Epolevne:fair point, I've added it
ilogik:If in your usage it's important to know that you got all the items then I would suggest adding some error handling since this is a network operation and will fail at some point. The current code may not return all the items of the S3 bucket and the caller cannot tell.
Epolevne:ListObjectsPages returns an error object. I'm not really sure how I'm supposed to pass that back, since it's being called in a goroutine.
I had started by adding a second error return value to ListS3, but that doesn't make sense, because that only returns the channel, which happens immediately.
Should I return the err through the channel?

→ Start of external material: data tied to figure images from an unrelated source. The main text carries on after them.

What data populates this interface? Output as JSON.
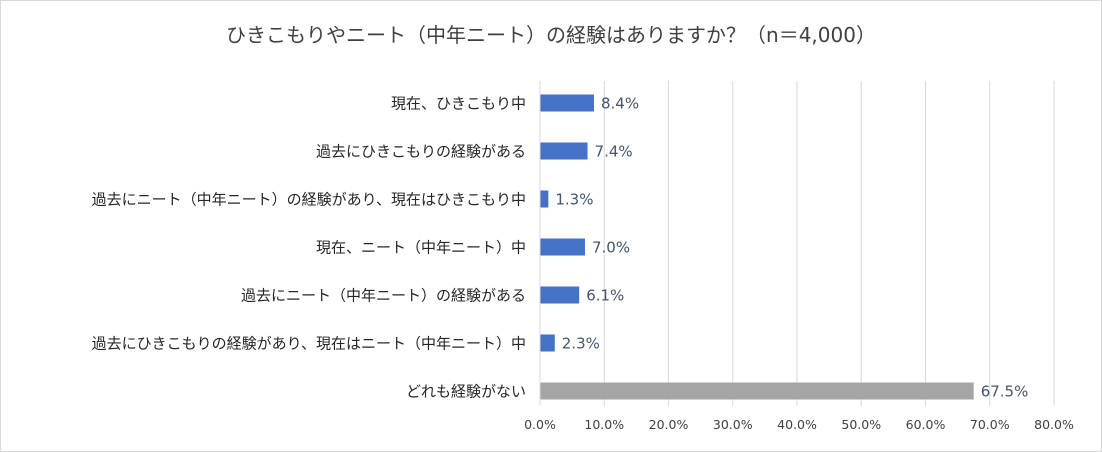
{
  "chart_data": {
    "type": "bar",
    "orientation": "horizontal",
    "title": "ひきこもりやニート（中年ニート）の経験はありますか？（n＝4,000）",
    "categories": [
      "現在、ひきこもり中",
      "過去にひきこもりの経験がある",
      "過去にニート（中年ニート）の経験があり、現在はひきこもり中",
      "現在、ニート（中年ニート）中",
      "過去にニート（中年ニート）の経験がある",
      "過去にひきこもりの経験があり、現在はニート（中年ニート）中",
      "どれも経験がない"
    ],
    "values": [
      8.4,
      7.4,
      1.3,
      7.0,
      6.1,
      2.3,
      67.5
    ],
    "data_labels": [
      "8.4%",
      "7.4%",
      "1.3%",
      "7.0%",
      "6.1%",
      "2.3%",
      "67.5%"
    ],
    "bar_colors": [
      "#4472c4",
      "#4472c4",
      "#4472c4",
      "#4472c4",
      "#4472c4",
      "#4472c4",
      "#a5a5a5"
    ],
    "xlim": [
      0,
      80
    ],
    "ticks": [
      0,
      10,
      20,
      30,
      40,
      50,
      60,
      70,
      80
    ],
    "tick_labels": [
      "0.0%",
      "10.0%",
      "20.0%",
      "30.0%",
      "40.0%",
      "50.0%",
      "60.0%",
      "70.0%",
      "80.0%"
    ],
    "grid": true,
    "legend": "none"
  }
}
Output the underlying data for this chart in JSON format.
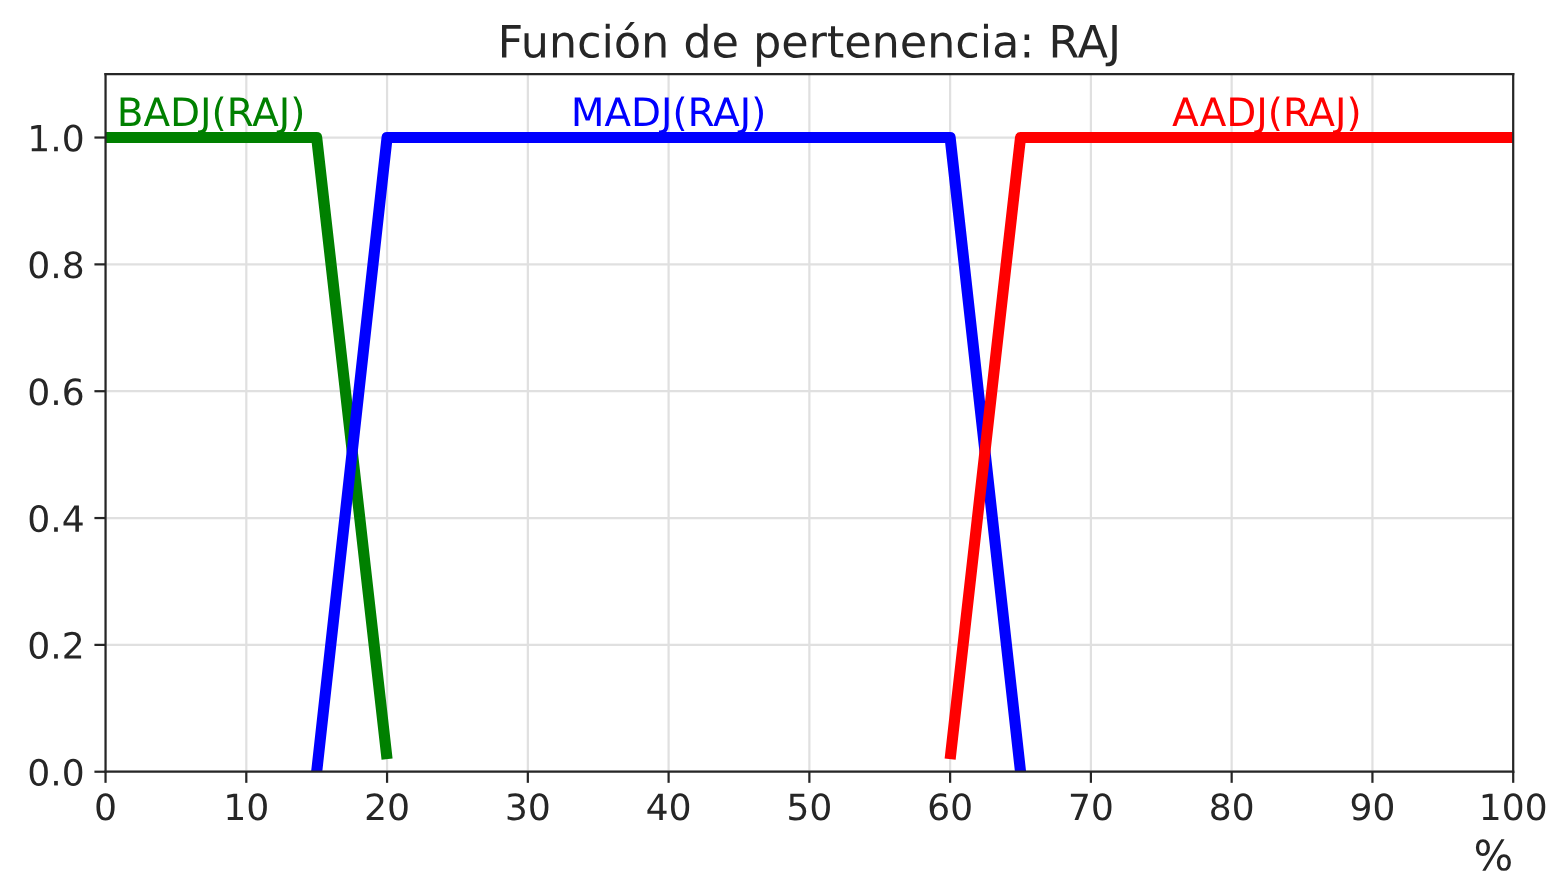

Do you have any examples code for this?
danredux:You could use a struct on the channel that has an error and a string instead of just a string.
Veonik:Never start a goroutine without a plan to end it. If something goes wrong while iterating, the goroutine will stay forever. That's a leak.
jerf:I'd say this is valid. The text/template package's lexer does much the same, emitting a token via a channel to the parser as it reads them.
ilogik:The usage you have literally given us above is not "invalid", but it is a useless use of channels. You could just as easily put the Println in the callback in directly.
However, if you spawn a set of worker goroutines who all read from that channel and then do the work for the given bucket, you'd have something useful. In this case you see why most Go network APIs are written to be synchronous; it keeps the code simple, and users of those APIs can easily add any other asynchronous/concurrent behaviors they want via goroutines.
jerf:Yes, that's the plan, to have workers processing the the resulting files.
ilogik:Cool, just wanted to be sure. It is not uncommon to see code posted by relatively new Go programmers that uselessly uses channels or spawns goroutines to worse than no effect. :)
Yojihito:that's exactly why I posted the question. I was mostly just using it as a replacement for generators for now.
I've picked this problem as my first go program because I thought it was a good use case for goroutines
ilogik:Do you need a code sample of a worker pool listening on a channel and doing func_x()?
I've done that for my last project, works quite well.
Yojihito:yeah, I'd love that :)
Morgahl:
ilogik:Small critique. Use a for range loop on the channel if there is only one channel you are listening to:
https://play.golang.org/p/xihPx1RWMb
This allows you to to close the channel, the workers will finish processing the workQueue and then exit. Always write your Goroutines with a way to exit when they are done :)
awesome!, thank you :)